Our method achieves slide-level segmentation (tumor bed estimation) by tiling the WSI into distinct patches and generating a probability value (of being tumor-positive) per patch. One may slide a window in strides smaller than the patch length to improve the classification of each pixel through a voting scheme. For example, given a patch size of 512, a stride of 256 will generate four separate probability values per pixel, representing if the patch contains any tumor. Then, these values may be averaged to obtain more accurate probability values per pixel. Since each value is obtained using a different patch, striding helps to incorporate context better.

The predicted label for the slide-level classification can be obtained from the segmentation output. Specifically, if the tumor bed exists, or there is one or more positive patch on the WSI, the WSI is labeled as tumor-positive.

Negative sampling

A single WSI may contain artifacts (e.g., creases, random blurring of regions, ink or staining residues), as well as structures that are considered as background (e.g., histocytes, adenosis, or red blood cells in tumor bed estimation) which may not have been filtered out in the preprocessing step. While all datasets provide negative samples, it is not feasible to label all forms of negatives. Therefore in digital histopathology, it is common for the negative (e.g., healthy or benign tissue in breast cancer detection) class to be underrepresented.
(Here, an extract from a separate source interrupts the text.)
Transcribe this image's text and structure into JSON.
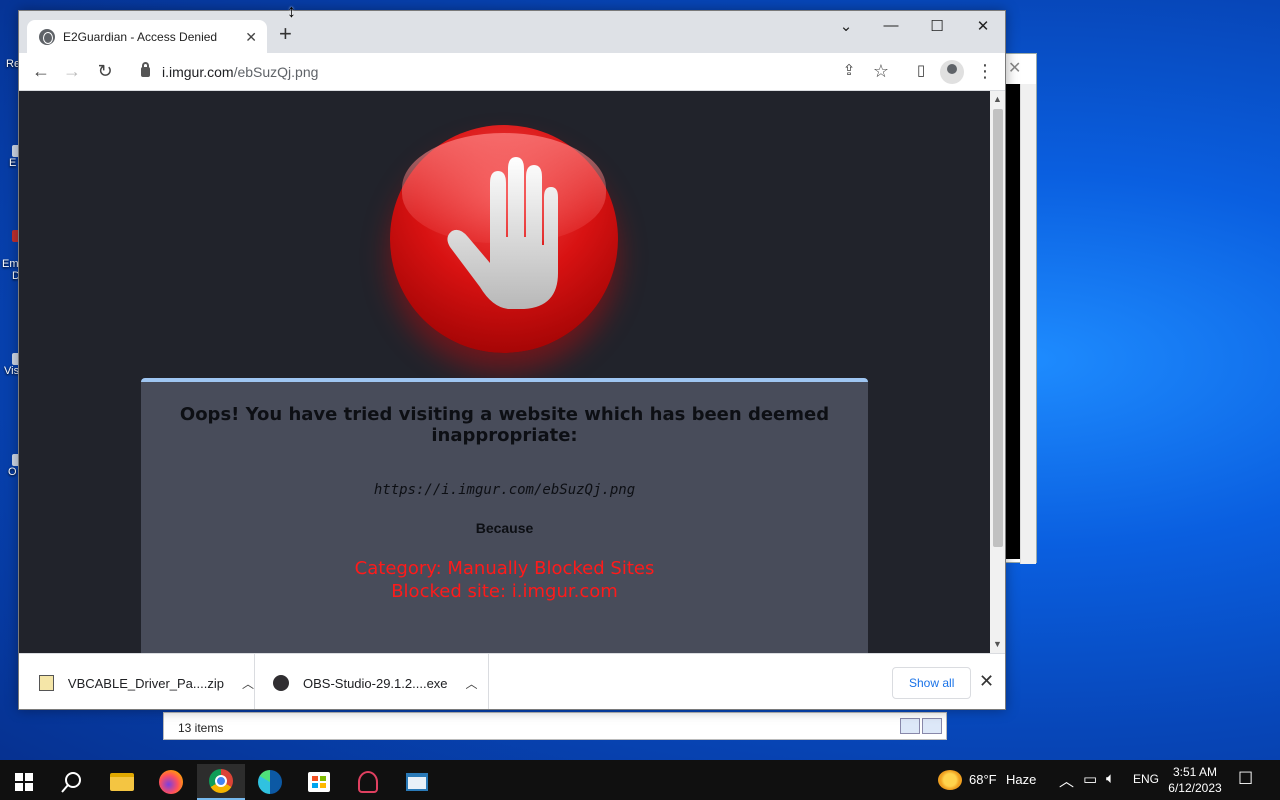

BreastPathQ dataset consists of 69 WSIs, where each WSI is annotated for the tumor bed outline. By definition, patches extracted from outside of the tumor bed region are considered as completely cancer-free. We sample patches from outer extents of each WSI and collect a total of 1.4 million images. Then, we sample 21 thousand images randomly or by clustering. For clustering, we use features (R1280) generated by EfficientNet-B0 model trained on ImageNet12. Specifically, we use features corresponding to each image obtained by 2d-average pooling of the final layer of the network prior to the fully-connected classification layer (also called as the pre-activation). We then cluster 1.4 million feature vectors into three thousand clusters using the mini-batch K-means algorithm and select seven instances from each cluster. To find the optimal cluster size, we use the Elbow method principle. We run K-means with cluster sizes {1000, 1500, ..., 10000}. 2500 clusters achieve an explained variance of 67.1%, 3000 clusters is 83.3%, and 5000 is 91%. Examples of sampled images from both random and K-means sampling strategies can be viewed in Fig. 1.

Figure 1
figure 1

Negative mining with random sampling versus feature based K-means clustering from whole-slide images. Both figures are extracted from actual experiments. (a) Random sampling (b) K-means sampling. In (b), we show the three samples closest to the centres of six randomly selected clusters for illustration.
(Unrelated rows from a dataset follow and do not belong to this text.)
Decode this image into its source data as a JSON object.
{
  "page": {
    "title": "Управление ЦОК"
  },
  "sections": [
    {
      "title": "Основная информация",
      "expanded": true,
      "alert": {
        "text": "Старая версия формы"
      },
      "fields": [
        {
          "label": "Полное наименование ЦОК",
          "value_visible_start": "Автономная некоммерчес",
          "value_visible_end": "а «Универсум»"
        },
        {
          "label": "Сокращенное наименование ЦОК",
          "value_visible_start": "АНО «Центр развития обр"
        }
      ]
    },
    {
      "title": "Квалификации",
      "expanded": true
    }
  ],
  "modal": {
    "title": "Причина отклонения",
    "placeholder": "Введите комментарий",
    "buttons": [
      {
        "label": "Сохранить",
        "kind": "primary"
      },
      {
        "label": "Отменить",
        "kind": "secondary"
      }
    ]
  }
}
Assessing the prediction accuracy of tumor bed outline

Tumor beds do not have obvious boundaries, unlike structures such as breast ducts. Therefore, a metric which emphasizes the difference in extent rather than the overlap is desired. As a quantitative measure of the tumor extent6, use the longest diagonal line d1 inside the tumor bed, and the longest line d2 within the tumor bed that is perpendicular to d1 (see Fig. 2), and combine them in a single quantity \({d}_{prim}=\sqrt{{d}_{1}{d}_{2}}\). This measure was found to be predictive of long-term survival post neoadjuvant therapy, allows for a more refined evaluation of response among tumors with similar sizes with different shapes, and is being adopted by a growing number of clinical trials as a primary outcome measure13.

Figure 2
figure 2

d1 (turquoise) and d2 (blue) for the tumor bed convex hull.
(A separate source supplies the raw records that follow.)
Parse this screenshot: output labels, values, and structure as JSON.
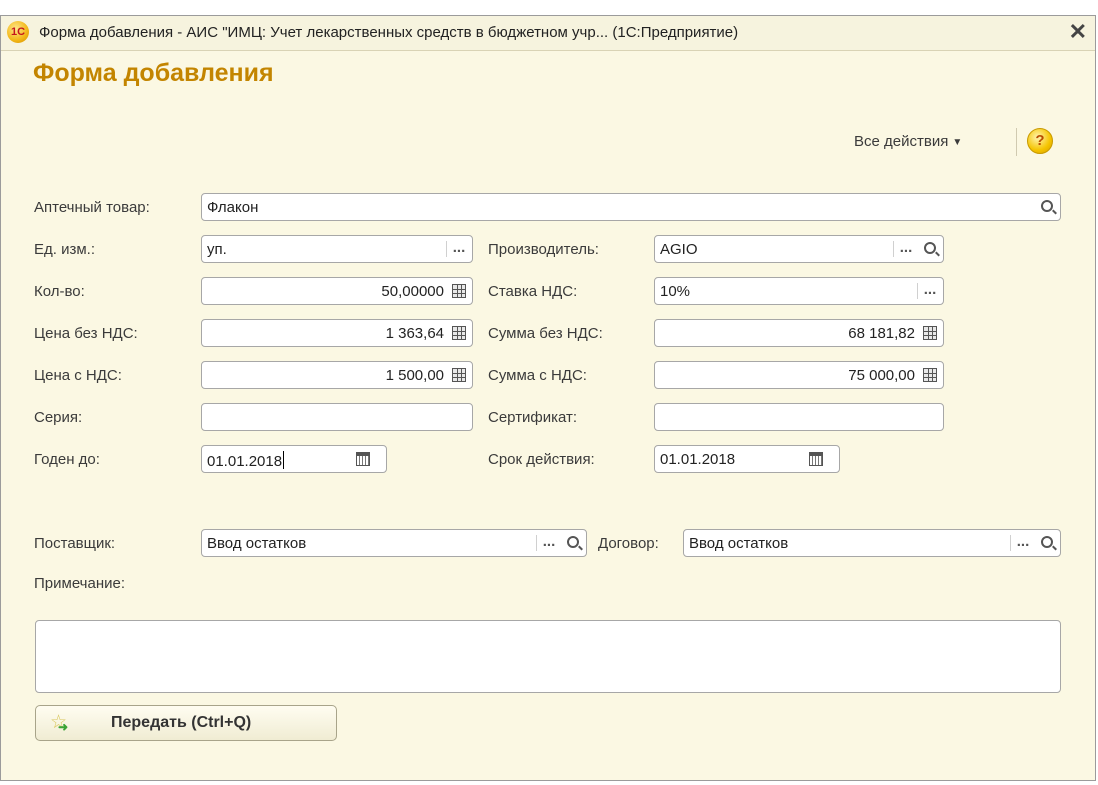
{
  "window": {
    "title": "Форма добавления - АИС \"ИМЦ: Учет лекарственных средств в бюджетном учр...  (1С:Предприятие)",
    "app_icon_text": "1С"
  },
  "form": {
    "heading": "Форма добавления",
    "all_actions_label": "Все действия",
    "help_label": "?"
  },
  "fields": {
    "product": {
      "label": "Аптечный товар:",
      "value": "Флакон"
    },
    "unit": {
      "label": "Ед. изм.:",
      "value": "уп."
    },
    "manufacturer": {
      "label": "Производитель:",
      "value": "AGIO"
    },
    "quantity": {
      "label": "Кол-во:",
      "value": "50,00000"
    },
    "vat_rate": {
      "label": "Ставка НДС:",
      "value": "10%"
    },
    "price_no_vat": {
      "label": "Цена без НДС:",
      "value": "1 363,64"
    },
    "sum_no_vat": {
      "label": "Сумма без НДС:",
      "value": "68 181,82"
    },
    "price_vat": {
      "label": "Цена с НДС:",
      "value": "1 500,00"
    },
    "sum_vat": {
      "label": "Сумма с НДС:",
      "value": "75 000,00"
    },
    "series": {
      "label": "Серия:",
      "value": ""
    },
    "certificate": {
      "label": "Сертификат:",
      "value": ""
    },
    "expiry": {
      "label": "Годен до:",
      "value": "01.01.2018"
    },
    "validity": {
      "label": "Срок действия:",
      "value": "01.01.2018"
    },
    "supplier": {
      "label": "Поставщик:",
      "value": "Ввод остатков"
    },
    "contract": {
      "label": "Договор:",
      "value": "Ввод остатков"
    },
    "note": {
      "label": "Примечание:",
      "value": ""
    }
  },
  "buttons": {
    "send_label": "Передать (Ctrl+Q)",
    "dots": "..."
  },
  "colors": {
    "accent": "#c38500",
    "form_bg": "#fbf8e3"
  }
}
In the following, we demonstrate the advantages of dprim over Dice in representing the spread of cancer. dprim is reported in millimeters as opposed to percentages, which preserves the scale information. For instance, a false negative for a very large tumor bed will result in the same Dice score (0%) as of a single cell tumor, whereas it is possible to quantify the error using dprim. The same holds for nonzero overlap: In Fig. 3a, the overlap is 86% with a dprim error of 2.4 mm, whereas in Fig. 3b the error in dprim is 0.5 mm with a 89% Dice, since the tumor bed is much smaller. The convex hull is robust to the deformities within the tumor bed that are insignificant for prognosis, which alleviates the burden on the annotator by allowing less refined boundaries so long as the distant tumors are identified. For instance, in Fig. 3c, the overlap between red and both green and blue lines is > 85%, whereas the difference in dprim is around 7 mm. Conversely, the overlap for green and blue are 93%, with 2 mm difference. Finally, given a large tumor bed, we observed significant overlap is still possible even if multiple regions are missed. The overlap in Fig. 3d is 95% (dprim error is 1.1 mm) whereas in Fig. 3e it is 85% (dprim error is 2.5 mm).

Figure 3
figure 3

Comparison between Dice and dprim. Each annotation is converted to its convex hull to extract dprim between the compared masks. To avoid crowding, we only show the tumor bed extents for (a), where the longest diagonal difference (shown in red lines) is 1 mm, whereas the perpendicular diagonal difference is 2 mm.

Experiments

Experimental setup

For all experiments, we use the EfficientNet framework12, and train the network for predicting if a patch of size 224×224 (training patches are of size 512×512, which are randomly cropped to 448×448 before resizing each dimension in half) contains cancer cells. EfficientNet is based on AutoML framework and compound scaling, and achieves better performance than standard architectures such as residual networks with a fewer number of trainable parameters. We use Adam optimizer with β1 = 0.9, β2 = 0.999, learning rate of 0.0001, batch size of 20, and weighted cross-entropy loss function, and train for 250 epochs for each experiment. We split 15% of the training data for validation, and select the model with minimum validation loss in testing. Unless otherwise stated, we use the EfficientNet-B0 model.

Metrics

In binary decision problems, such as determining any presence of tumor in WSIs, finding a single positive region suffices for identifying the positive WSIs, and any additional false positives or false negatives for the same WSI do not incur any penalty. In contrast, our task requires us to be consistently precise throughout the WSI in order to estimate the tumor bed accurately. Therefore, we report both the confusion matrix to quantify if our system is able to detect tumor accurately or discard slides without tumor, as well as the error in dprim, defined as the absolute difference between the prediction and ground truth averaged over the test set, and the overlap (measured by the Dice coefficient) between the ground truth and the prediction. Note that dprim is especially important in assessing the quality of predictions since, unlike the Dice coefficient, this metric is very sensitive to distant false positives and false negatives towards the WSI’s outer edges.

Tasks

Patch-level cancer detection

We use models trained with minority oversampling weighing (see Table 3), and assess their performance on patch-level BreastPathQ challenge test set with 1106 samples. We also conduct experiments to assess the effects of augmentation, size of the architecture and number of test time augmentations.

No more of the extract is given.